A fiscalização da coisa pública é tremendamente falha, sem foco, sem metas fixadas. É exercida, em alguns casos, por diretos cúmplices dos corruptos. É, ainda, demorada ou ausente na recuperação dos desvios e roubos, que raramente acontece.
Nos últimos anos tem se assistido aos acordos de leniência, que são ridículos e irrisórios. Empresas envolvidas em dezenas de bilhões em corrupção são perdoadas ao assinarem acordos para pagar em 20 anos menos de 5% do montante roubado! Já um contribuinte é penalizado a pagar integralmente, com correção monetária, multas de 100% e juros. A leniência é absurdamente irrisória, desproporcional em relação a infrações de menor gravidade e deixa dúvidas se os órgãos que tratam os acordos são vulneráveis aos esquemas de corrupção.
Num país decente, pessoas que aprontaram o que foi revelado ficariam presas por dezenas de anos, teriam todos os bens confiscados e leiloados para o melhor ofertante.
As quadrilhas se formam com os nomeados pelo governante. No enredo entra uma espessa nuvem ilusória de marketing, concede-se importância e prioridade para obras e investimentos que têm apenas o fito de enriquecer políticos e seus financiadores de campanha. O mecanismo de assalto generalizou-se com a participação de grupos poderosos.
Enumerar os métodos de arrombamento dos cofres públicos ocuparia muitas páginas. É mais fácil dizer o que se salvou nesta época de degeneração.

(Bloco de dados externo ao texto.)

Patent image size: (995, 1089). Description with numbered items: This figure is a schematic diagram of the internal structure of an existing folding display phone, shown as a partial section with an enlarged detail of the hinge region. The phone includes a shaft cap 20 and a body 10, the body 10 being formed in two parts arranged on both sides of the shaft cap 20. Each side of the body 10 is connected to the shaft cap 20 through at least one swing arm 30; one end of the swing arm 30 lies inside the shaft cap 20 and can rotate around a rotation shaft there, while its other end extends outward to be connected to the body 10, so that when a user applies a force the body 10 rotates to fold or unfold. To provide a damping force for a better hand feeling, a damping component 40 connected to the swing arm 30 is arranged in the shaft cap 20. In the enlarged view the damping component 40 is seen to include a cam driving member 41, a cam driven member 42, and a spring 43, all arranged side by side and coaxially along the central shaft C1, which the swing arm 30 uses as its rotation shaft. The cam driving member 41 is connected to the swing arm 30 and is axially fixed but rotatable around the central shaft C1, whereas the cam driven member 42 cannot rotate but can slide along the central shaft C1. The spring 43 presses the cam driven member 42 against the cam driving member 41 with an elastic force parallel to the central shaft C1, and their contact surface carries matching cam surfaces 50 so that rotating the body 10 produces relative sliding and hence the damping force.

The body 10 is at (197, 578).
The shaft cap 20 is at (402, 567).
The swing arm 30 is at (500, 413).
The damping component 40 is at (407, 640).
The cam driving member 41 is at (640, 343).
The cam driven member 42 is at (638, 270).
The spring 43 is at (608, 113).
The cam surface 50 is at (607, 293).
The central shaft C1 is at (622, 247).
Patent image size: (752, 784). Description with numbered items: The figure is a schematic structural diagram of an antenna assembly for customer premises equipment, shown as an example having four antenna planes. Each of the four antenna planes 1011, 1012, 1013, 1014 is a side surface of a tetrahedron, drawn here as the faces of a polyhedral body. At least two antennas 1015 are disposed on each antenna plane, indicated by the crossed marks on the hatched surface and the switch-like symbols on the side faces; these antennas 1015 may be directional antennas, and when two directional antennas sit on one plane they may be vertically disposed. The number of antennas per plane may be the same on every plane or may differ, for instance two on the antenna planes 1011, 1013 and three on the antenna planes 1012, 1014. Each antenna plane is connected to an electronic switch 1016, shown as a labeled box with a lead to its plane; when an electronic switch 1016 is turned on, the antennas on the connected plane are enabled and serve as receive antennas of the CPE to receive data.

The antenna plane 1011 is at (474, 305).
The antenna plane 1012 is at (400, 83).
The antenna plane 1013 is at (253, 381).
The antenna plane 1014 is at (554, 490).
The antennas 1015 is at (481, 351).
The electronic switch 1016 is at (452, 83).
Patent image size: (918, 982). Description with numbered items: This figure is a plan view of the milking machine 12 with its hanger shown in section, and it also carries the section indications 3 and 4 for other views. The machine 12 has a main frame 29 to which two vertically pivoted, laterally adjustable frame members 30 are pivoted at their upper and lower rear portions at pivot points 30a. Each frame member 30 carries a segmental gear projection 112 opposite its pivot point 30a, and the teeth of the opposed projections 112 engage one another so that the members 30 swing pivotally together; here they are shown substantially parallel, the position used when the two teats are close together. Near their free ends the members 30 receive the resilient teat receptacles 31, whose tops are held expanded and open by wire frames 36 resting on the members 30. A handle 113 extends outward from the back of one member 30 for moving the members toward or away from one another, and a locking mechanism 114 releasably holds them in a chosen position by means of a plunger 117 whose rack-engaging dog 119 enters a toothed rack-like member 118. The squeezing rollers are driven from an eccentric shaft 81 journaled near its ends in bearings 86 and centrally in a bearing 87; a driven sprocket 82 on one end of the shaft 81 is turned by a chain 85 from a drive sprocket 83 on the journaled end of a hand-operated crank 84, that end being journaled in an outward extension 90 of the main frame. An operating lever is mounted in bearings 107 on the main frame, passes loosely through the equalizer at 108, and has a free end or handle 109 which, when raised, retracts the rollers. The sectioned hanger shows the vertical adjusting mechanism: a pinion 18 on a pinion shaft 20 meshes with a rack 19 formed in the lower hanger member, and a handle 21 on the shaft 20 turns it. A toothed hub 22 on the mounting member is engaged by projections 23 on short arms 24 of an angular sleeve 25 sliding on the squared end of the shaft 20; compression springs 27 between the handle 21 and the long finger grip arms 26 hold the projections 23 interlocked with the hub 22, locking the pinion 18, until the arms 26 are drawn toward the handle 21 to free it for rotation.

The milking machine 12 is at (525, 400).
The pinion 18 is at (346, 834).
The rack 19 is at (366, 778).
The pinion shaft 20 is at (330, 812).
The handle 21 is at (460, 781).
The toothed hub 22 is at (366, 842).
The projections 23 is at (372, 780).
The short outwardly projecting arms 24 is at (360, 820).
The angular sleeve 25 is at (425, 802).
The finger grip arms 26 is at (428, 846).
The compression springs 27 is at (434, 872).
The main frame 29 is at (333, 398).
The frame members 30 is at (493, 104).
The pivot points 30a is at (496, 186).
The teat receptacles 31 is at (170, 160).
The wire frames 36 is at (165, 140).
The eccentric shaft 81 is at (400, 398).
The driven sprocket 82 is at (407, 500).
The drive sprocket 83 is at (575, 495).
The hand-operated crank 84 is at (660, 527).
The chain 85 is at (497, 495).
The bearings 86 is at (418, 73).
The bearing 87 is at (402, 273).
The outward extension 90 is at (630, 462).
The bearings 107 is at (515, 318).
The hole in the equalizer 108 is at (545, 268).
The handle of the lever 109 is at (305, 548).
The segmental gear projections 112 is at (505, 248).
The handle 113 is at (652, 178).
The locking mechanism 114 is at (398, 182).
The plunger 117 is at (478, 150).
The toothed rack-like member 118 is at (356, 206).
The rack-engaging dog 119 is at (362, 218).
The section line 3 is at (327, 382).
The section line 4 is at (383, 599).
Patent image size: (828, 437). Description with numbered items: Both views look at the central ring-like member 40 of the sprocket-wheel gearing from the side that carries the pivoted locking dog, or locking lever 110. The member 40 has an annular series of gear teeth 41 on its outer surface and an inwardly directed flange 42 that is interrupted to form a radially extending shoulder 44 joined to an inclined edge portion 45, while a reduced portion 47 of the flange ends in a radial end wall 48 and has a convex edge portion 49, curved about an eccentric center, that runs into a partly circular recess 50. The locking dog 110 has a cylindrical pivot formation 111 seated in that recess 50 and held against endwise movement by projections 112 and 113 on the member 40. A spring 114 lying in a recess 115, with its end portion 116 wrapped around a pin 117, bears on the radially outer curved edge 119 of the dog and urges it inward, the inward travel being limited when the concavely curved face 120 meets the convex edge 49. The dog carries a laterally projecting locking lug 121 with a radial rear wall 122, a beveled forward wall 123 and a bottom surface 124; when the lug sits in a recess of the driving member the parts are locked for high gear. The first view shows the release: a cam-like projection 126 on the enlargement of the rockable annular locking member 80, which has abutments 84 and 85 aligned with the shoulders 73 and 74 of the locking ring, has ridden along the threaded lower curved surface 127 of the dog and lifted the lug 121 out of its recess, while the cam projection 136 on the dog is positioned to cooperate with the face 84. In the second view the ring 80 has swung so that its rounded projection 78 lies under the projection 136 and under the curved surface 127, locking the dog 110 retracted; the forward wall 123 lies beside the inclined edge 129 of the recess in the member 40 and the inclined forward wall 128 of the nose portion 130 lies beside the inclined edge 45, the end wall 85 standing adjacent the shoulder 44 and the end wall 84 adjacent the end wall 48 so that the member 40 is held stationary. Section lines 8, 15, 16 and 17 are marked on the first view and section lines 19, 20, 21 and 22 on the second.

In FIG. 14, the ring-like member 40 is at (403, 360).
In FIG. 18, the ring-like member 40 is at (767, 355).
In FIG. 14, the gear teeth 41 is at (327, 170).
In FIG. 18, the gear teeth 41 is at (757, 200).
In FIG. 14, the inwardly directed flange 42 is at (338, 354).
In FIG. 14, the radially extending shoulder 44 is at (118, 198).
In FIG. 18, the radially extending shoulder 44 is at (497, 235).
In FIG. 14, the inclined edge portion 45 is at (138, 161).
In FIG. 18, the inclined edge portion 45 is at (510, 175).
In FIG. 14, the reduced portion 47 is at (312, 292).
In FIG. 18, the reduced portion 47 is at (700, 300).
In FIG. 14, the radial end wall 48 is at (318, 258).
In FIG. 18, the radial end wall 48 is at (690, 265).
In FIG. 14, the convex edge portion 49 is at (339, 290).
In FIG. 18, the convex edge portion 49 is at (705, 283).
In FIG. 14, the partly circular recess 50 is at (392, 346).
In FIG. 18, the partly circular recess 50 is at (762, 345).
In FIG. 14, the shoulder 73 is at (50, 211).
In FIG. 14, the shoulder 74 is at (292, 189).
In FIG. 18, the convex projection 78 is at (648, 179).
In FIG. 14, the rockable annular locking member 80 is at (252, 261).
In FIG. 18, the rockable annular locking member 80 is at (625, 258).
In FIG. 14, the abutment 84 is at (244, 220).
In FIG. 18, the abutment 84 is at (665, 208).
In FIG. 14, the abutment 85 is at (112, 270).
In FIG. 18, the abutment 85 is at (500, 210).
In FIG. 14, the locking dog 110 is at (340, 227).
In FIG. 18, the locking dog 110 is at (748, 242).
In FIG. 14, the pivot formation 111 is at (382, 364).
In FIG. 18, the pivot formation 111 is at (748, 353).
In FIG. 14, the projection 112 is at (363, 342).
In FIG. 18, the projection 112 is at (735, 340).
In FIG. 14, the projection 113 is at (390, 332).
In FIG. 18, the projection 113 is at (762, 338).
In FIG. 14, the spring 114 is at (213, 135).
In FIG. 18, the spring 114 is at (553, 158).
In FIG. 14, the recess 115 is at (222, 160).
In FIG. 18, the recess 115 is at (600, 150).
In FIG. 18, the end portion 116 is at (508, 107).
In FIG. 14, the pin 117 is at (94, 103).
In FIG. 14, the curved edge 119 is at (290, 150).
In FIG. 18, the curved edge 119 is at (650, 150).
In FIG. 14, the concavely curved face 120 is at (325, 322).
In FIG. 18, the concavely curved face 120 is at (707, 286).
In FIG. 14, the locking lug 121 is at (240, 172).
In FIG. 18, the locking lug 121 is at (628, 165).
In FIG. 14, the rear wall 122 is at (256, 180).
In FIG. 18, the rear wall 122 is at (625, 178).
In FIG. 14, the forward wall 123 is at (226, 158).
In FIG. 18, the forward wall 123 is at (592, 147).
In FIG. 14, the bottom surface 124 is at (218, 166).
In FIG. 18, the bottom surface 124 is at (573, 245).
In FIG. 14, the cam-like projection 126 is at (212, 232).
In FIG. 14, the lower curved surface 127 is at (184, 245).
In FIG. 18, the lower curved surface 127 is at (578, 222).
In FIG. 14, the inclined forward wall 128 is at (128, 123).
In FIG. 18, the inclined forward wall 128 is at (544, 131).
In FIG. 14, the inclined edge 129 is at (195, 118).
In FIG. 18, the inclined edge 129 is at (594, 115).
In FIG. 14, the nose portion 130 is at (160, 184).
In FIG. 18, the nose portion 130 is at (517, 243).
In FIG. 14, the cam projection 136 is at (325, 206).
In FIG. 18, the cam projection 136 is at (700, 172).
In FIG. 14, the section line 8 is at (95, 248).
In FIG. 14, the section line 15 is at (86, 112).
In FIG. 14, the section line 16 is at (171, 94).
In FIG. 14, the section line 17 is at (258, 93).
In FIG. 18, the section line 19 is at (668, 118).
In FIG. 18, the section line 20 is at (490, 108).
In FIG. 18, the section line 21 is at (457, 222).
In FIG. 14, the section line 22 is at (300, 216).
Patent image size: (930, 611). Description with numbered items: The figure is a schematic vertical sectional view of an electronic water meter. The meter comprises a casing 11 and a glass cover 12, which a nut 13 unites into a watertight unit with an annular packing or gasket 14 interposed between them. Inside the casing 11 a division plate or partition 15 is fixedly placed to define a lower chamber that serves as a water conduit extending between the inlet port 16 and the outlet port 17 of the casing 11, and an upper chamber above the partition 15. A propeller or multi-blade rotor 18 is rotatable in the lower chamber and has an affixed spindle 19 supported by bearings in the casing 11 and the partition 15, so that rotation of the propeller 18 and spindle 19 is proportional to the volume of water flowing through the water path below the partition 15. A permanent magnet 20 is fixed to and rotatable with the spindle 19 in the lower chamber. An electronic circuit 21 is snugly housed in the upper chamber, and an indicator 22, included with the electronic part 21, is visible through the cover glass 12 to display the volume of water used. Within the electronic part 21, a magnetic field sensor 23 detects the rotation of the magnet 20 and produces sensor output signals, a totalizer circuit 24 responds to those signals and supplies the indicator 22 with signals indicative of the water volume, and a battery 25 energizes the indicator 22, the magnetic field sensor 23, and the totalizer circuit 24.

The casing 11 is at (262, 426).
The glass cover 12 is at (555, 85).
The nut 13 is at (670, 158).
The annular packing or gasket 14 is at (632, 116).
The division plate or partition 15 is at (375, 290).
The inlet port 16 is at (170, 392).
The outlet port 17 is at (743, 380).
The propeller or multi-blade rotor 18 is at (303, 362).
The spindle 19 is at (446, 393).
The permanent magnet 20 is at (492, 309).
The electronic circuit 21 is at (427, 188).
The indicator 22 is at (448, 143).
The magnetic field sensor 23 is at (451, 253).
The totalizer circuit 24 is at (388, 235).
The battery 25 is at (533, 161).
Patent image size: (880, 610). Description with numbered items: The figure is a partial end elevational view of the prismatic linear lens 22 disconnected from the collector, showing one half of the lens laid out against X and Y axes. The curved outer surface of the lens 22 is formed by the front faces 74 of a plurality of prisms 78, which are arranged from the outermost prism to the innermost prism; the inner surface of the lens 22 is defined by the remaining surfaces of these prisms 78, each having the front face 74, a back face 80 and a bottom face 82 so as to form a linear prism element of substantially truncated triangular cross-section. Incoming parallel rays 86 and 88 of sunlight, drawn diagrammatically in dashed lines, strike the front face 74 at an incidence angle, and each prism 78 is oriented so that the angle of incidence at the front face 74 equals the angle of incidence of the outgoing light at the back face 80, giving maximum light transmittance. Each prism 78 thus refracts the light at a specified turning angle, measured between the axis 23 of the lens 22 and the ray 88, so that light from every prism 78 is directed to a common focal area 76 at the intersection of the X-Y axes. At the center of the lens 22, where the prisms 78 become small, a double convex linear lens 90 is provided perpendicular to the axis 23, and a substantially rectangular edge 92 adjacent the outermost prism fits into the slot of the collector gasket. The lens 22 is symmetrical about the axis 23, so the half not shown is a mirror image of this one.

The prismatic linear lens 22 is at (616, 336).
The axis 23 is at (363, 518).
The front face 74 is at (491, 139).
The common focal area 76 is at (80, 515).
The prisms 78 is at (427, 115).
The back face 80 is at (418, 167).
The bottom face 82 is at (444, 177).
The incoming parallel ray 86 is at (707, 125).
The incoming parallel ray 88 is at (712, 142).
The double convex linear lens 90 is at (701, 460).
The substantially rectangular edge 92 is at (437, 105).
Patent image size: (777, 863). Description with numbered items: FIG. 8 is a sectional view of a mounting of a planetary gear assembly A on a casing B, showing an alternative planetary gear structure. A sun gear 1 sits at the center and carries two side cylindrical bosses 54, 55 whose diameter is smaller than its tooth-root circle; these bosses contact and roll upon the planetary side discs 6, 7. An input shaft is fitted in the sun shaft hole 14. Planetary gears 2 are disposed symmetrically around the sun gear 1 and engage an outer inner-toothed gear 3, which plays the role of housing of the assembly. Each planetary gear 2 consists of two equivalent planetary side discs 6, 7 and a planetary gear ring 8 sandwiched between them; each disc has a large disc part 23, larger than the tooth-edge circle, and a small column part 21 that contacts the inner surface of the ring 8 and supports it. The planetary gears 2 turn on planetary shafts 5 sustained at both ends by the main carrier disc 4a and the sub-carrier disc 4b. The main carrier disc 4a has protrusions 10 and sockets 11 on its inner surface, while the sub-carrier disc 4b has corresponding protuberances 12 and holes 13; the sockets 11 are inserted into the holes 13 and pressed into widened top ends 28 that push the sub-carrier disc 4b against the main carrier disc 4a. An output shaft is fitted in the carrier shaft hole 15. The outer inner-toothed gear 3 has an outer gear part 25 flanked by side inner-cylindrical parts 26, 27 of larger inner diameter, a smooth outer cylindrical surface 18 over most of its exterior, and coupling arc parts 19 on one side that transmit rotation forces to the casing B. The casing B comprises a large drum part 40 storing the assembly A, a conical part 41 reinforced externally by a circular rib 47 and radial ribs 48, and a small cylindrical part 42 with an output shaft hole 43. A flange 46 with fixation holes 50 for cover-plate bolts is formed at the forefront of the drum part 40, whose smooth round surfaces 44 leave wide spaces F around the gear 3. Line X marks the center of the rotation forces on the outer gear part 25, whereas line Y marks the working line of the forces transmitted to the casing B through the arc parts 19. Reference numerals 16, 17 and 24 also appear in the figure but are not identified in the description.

Quase nada escapou à exploração, em certos municípios e Estados conclui-se que tudo foi loteado, superfaturado, sugado, surrado e desperdiçado, como lavouras atacadas por nuvens de gafanhotos.
Mas como pôde se chegar a isso? Tudo começa com um primeiro ato, que determina a perda de autoridade do governante.
Aquele que fecha os olhos aos pequenos crimes um dia passará a fechar aos grandes, e pior é aquele governante que, por meio dos seus atos de improbidade, perde autoridade moral e fica refém dos exploradores insaciáveis.
Estados e prefeituras que mergulharam na falência seguiram ladeira abaixo num inexorável apodrecimento moral.
Apesar de uma exemplar operação Lava Jato, detestada pelos partidos que tentam enjaulá-la, a força do mal persiste debaixo das cinzas e ameaça, como fênix, reacender-se. Exatamente como aconteceu com as CPIs dos anos de 1993 e 1994, o expurgo de Fernando Collor e a confraria dos “Sete Anões”, que no Congresso Nacional montaram uma máquina de corrupção junto com as mesmas empreiteiras da Lava Jato. Não foi suficiente eliminar uma dezena de políticos. Salvaram-se figuras como Geddel Vieira Lima, encrencadas por pequenas propinas e que, em 2018, 24 anos depois, não conseguiram explicar os R$ 50 milhões escondidos num apartamento em Salvador.
Embora tenha acontecido a maior renovação do Congresso e das Assembleias estaduais, o ano de 2019 não pode ser visto ainda com um ano que virou uma página.
O vírus da malandragem está vivo e resistente, pronto para outras desgraças.